C'est par sa fraîcheur et sa fougue juvénile que l'UBS Verbier Festival Youth Orchestra fait la différence. Christoph van Dohnányi avait le sourire aux lèvres, samedi soir, après son premier concert avec l'orchestre. Pendant les répétitions, le chef n'a cessé d'encourager les musiciens. Jusqu'à la dernière minute, il leur a prodigué des conseils pour garantir une justesse maximale. Ce qu'on pouvait craindre d'un chef allemand – sécheresse, raideur – ne s'est jamais produit. Bien au contraire, un océan de chaleur et de générosité.

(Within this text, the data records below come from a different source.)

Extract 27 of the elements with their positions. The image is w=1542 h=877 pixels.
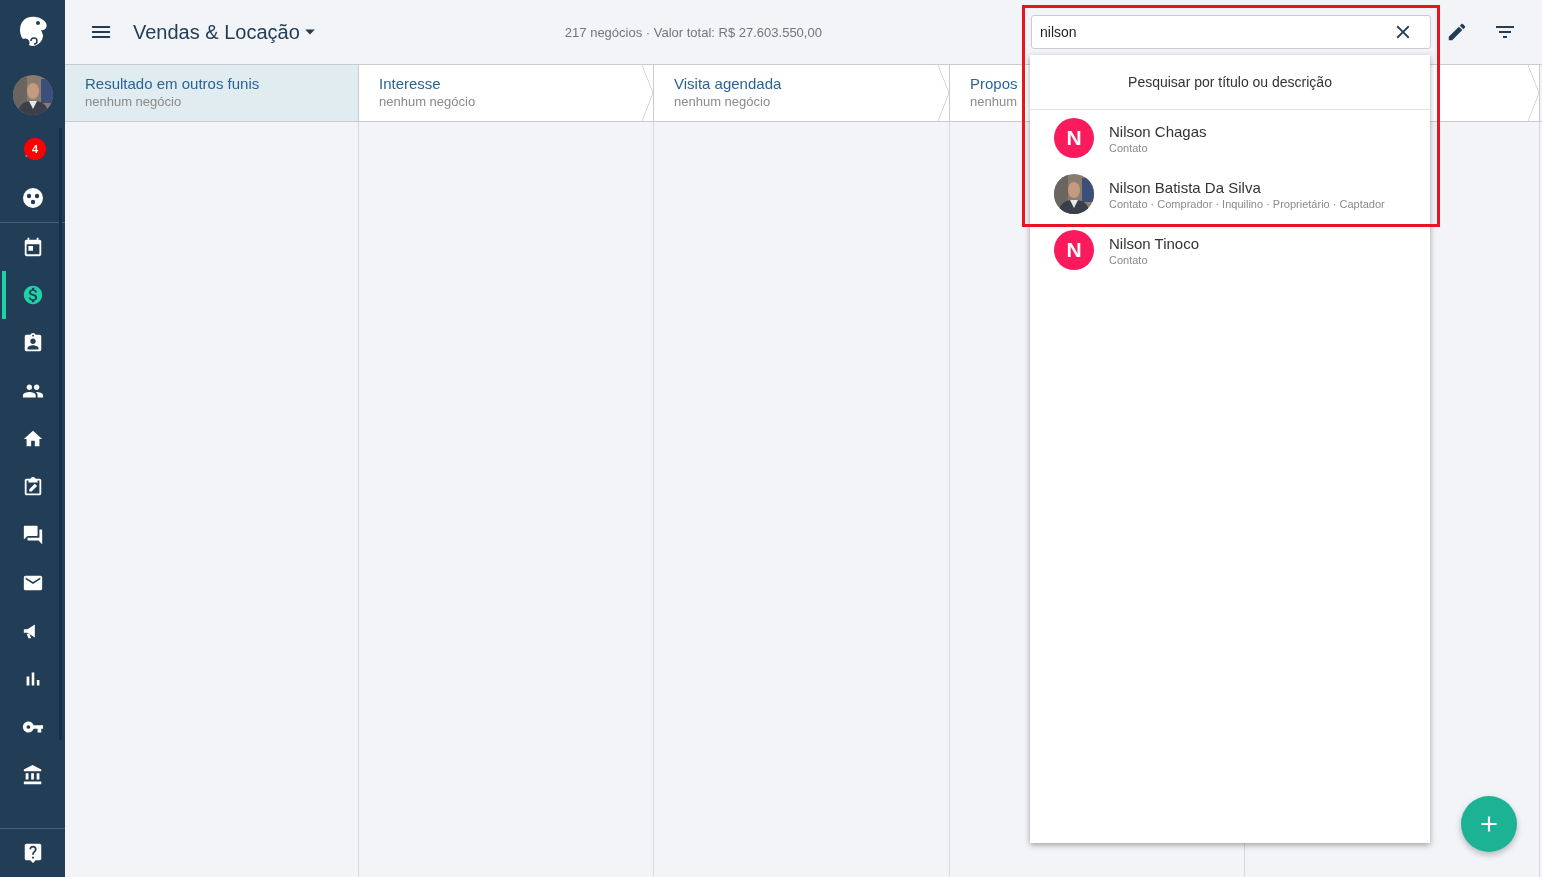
- stage-title: Visita agendada: [674, 75, 782, 92]
- search-field[interactable]: nilson: [1031, 15, 1431, 49]
- notification-badge: 4: [24, 138, 46, 160]
- stage-deal-count: nenhum negócio: [379, 94, 476, 109]
- letter-avatar: N: [1054, 230, 1094, 270]
- pipeline-dropdown[interactable]: Vendas & Locação: [133, 20, 316, 44]
- search-hint: Pesquisar por título ou descrição: [1030, 55, 1430, 110]
- stage-deal-count: nenhum negócio: [674, 94, 771, 109]
- result-roles: Contato: [1109, 141, 1149, 154]
- search-result[interactable]: N Nilson Tinoco Contato: [1030, 222, 1430, 278]
- result-name: Nilson Tinoco: [1109, 234, 1200, 252]
- letter-avatar: N: [1054, 118, 1094, 158]
- stage-header[interactable]: Resultado em outros funis nenhum negócio: [65, 65, 359, 121]
- stage-deal-count: nenhum negócio: [85, 94, 182, 109]
- stage-title: Resultado em outros funis: [85, 75, 260, 92]
- search-result[interactable]: Nilson Batista Da Silva Contato · Comprador · Inquilino · Proprietário · Captador: [1030, 166, 1430, 222]
- search-result[interactable]: N Nilson Chagas Contato: [1030, 110, 1430, 166]
- result-roles: Contato: [1109, 253, 1149, 266]
- result-roles: Contato · Comprador · Inquilino · Proprietário · Captador: [1109, 197, 1385, 210]
- deals-summary: 217 negócios · Valor total: R$ 27.603.550,00: [563, 24, 823, 40]
- result-name: Nilson Batista Da Silva: [1109, 178, 1262, 196]
- stage-header[interactable]: Interesse nenhum negócio: [359, 65, 654, 121]
- stage-header[interactable]: Visita agendada nenhum negócio: [654, 65, 950, 121]
- result-name: Nilson Chagas: [1109, 122, 1207, 140]
- stage-title: Interesse: [379, 75, 441, 92]
- stage-title: Propos: [970, 75, 1018, 92]
- stage-deal-count: nenhum: [970, 94, 1017, 109]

Pas de doute, l'UBS Verbier Festival Youth Orchestra a atteint un niveau professionnel. Sa sonorité, riche quoique transparente, évoque la grande tradition américaine. Si les musiciens savent se fondre en un geste soudé, les chefs de pupitre se distinguent par leurs caractéristiques propres. Ce n'est pas par hasard que Christoph von Dohnányi a salué le flûtiste solo, dont le phrasé et l'imagination ont irrigué la «Huitième Symphonie» de Dvorák. Une fraîcheur qui faisait écho à la «Première Symphonie» dite «Classique» de Prokofiev, donnée en première partie.

Composé en hommage aux symphonistes viennois (Haydn, Mozart), ce diamant brut exige une précision du diable. Christoph von Dohnányi hiérarchise les plans sonores, cisèle la mécanique horlogère des mouvements rapides. Il exalte le dialogue entre les «violons 1» et les «violons 2» disposés de part et d'autre de la scène, comme en stéréophonie. Le moindre contre-chant transparaît avec une netteté stupéfiante. Les frottements harmoniques donnent une saveur épicée à l'œuvre, qui regorge d'humour et de traits persifleurs. Malgré quelques dérapages, un parcours sans faute.

Thomas Quasthoff entre alors sur scène. Le baryton-basse chante une sélection de lieder transcrits à l'orchestre par Webern, Brahms, Offenbach et Reger. La voix frappe par son ampleur et sa générosité. Elle semble sourdre des entrailles de la scène, et le public est suspendu à ces lèvres qui génèrent un verbe impeccable. Thomas Quasthoff n'hésite pas à colorer tel mot, à exalter non seulement la charge dramatique des textes, mais aussi leur poésie en variant le timbre avec finesse (il recourt à la voix de tête). Les transcriptions sont toutes d'excellente facture: elles mettent en valeur les bois, qui tissent un écrin autour de la voix. «Le Roi des Aulnes», transcrit par Reger, est un grand moment. Thomas Quasthoff se métamorphose entre trois personnages: le Roi des Aulnes, séducteur; l'enfant, qui crie sa détresse; le père, imperturbable. L'espace d'un instant, le chanteur simule une scène d'opéra.

Une lecture irrésistible

Par le poids des silences et l'ampleur des respirations, Christoph von Dohnányi perpétue l'école des grands chefs de l'après-guerre. Les cordes suggèrent une sorte de voile à l'arrière-plan. Climat d'intimité. A nouveau, c'est la transparence des plans sonores alliée au caractère bondissant et roboratif des rythmes slaves qui rend sa lecture de Dvorák irrésistible.

La fusion des instruments a beau être délicate, elle est encore plus exigeante dans un ensemble de musique de chambre. Martha Argerich, Gidon Kremer, Yuri Bashmet et Mischa Maisky n'ont pas déçu le public, vendredi soir. Les quatre monstres sacrés faisaient leurs retrouvailles dans le «Quatuor avec piano» de Schumann. Une lecture crépitante, pleine d'élan et de poésie (mouvement lent). Voilà qui tranchait avec le «Quintette en la majeur» de Dvorák, donné par une autre constellation de musiciens. Au toucher de velours d'Emanuel Ax répondaient le violon fougueux de Sarah Chang, celui d'Ilya Gringolts, le violoncelle éloquent de Frans Helmerson et l'alto racé de Nobuko Imai.